Final Fantasy Crystal Chronicles: The Crystal Bearers
The Good
* Beautiful visuals rich with details
* Tons of minigames to play
* Causing a mosh pit on public transit
The Bad
* Wonky camera makes it hard to appreciate visuals
* Dancing with anybody who isn't the tango lady
* Not knowing where to go next
Traditionally, the Final Fantasy: Crystal Chronicles games have been a good match for Nintendo consoles. From the original Crystal Chronicles on the GameCube to the DS and WiiWare titles of only a few years past, the role-playing games have kept things cute with sprites and snappy with varied types of gameplay from action to tower defense.
Crystal Bearers shakes things up for the series by replacing the cute 2D sprites with realistic, 3D characters and returning the combat to its real-time roots. The game also makes motion controls a main attraction as players steer the third person action adventure entirely with the Wii Remote and Nunchuk. But before you can mutter “waggle fest,” you’ll find Crystal Bearers is just too pretty to tear your eyes from even long enough to roll them. That and it’s pretty fun, too.
Players take the role of Layle – a Crystal Bearer who hires himself out as an escort to various airship parties. At the beginning of the story, he and his friend Keiss have a run-in with a bizarre creature that looks like a metal rooster with a cape. Within the first three hours of exposition and tutorials, we learn that the four races on the planet are in peril unless Layle can find all three pieces of a missing crystal and avoid the clutches of a treacherous military man. Along for the ride are Keiss, the metal rooster, an annoying thief and a princess with pinkish hair.
Layle’s status as a Crystal Bearer gives him telekinetic abilities and a weird splotch on his face that looks a little bit too much like semen. While moving him around the broad, rich world map either on foot, Chocobo, train or warp point using the analog stick on the Nunchuk, you can aim a targeting reticule at just about anything using the Wii Remote. With a simple button press, Layle can grab items, enemies or non-playable characters. With a well-timed flick of the remote, he can fling them, shake them or bring them toward himself to throw or set down. Layle can also deflect projectiles and dodge using variations on the grab-and-flick controls.
All in all, the motion controls work well for the game. They let you explore the environment, cause all kinds of civil unrest on public transit and lend themselves well to a series of minigames like cherry-picking and Chocobo racing. The biggest challenge is mastering advanced combat – because grabbing enemies and bouncing them around doesn’t do quite as much damage as one might hope. Instead, you’ve got to master the art of snapping into third person while holding an object overhead so that Layle can target and throw – that’ll make combat a snap.
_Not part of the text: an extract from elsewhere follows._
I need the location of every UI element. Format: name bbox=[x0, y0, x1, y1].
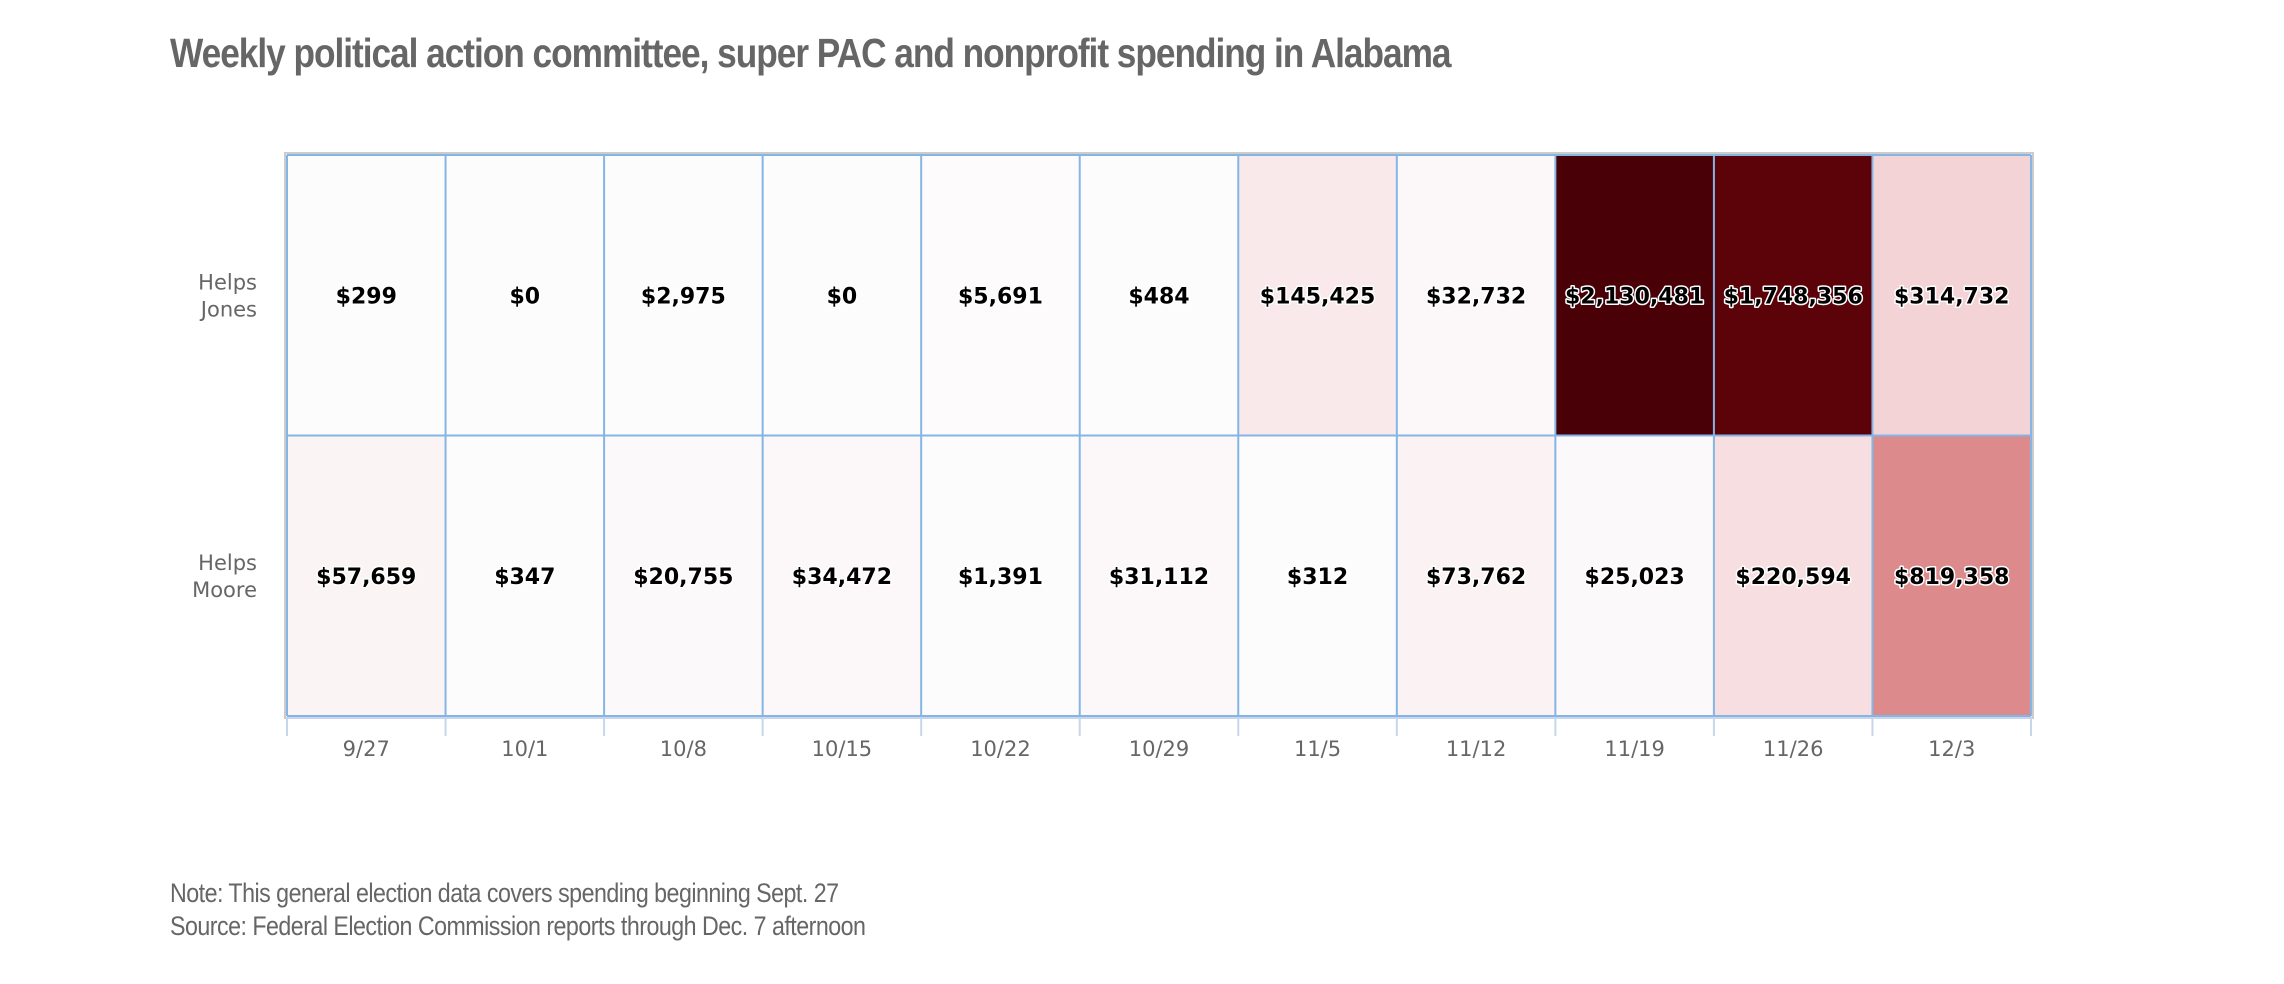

The gameplay in Crystal Bearers is easily upstaged by its visuals. Aside from being just plain beautiful between sweeping vistas and intricate backgrounds, the art direction creates appealing character and environmental designs that suck you into the story even if you don’t quite understand the plot or resent the fact that some areas are more linear than your average RPG. You’ll stare at costumes with elaborate jewelry and realistic-looking chainmail, examine the patterns on everything from grapevines to lampposts and get a real kick out of staring at the capital city as you whiz by on an air trolley with picture windows.
Sightseeing becomes a problem only once you’ve opened up more than a third of the world map. This happens well before you gain the ability to use warp points, so you’ve got to go everywhere either on foot or by riding a Chocobo. There are street signs posted throughout the world at every convenient angle – but it’s just so hard to know where you’re going sometimes that you’ll find yourself checking and re-checking the map and desperately looking for the one Moogle who seems to know where everything is.
The absolute best part of the game is all of the stuff you can do besides the main plot. Not that the main plot isn’t fun – it’s just that the minigames are limited to chases, jumping puzzles and the occasional weirdness like ballroom dancing. There’s so much more to do besides that, like fishing and grape-gathering and endless quests for treasure chests and synthesis materials. Stopping the main plot to synthesis grind is definitely worth your while in Crystal Bearers; you can increase Layle’s typical stats as well as buff cool stuff like the range of his telekinesis.
The one thing that will ruin Crystal Bearers for you is if you can’t take the waggle. The game isn’t asking you to throw your rotator cuff out to complete it – but the temptation to grab-and-fling everything that isn’t nailed down is pretty strong. So maybe you should invest in some Icy Hot if you think you can’t resist.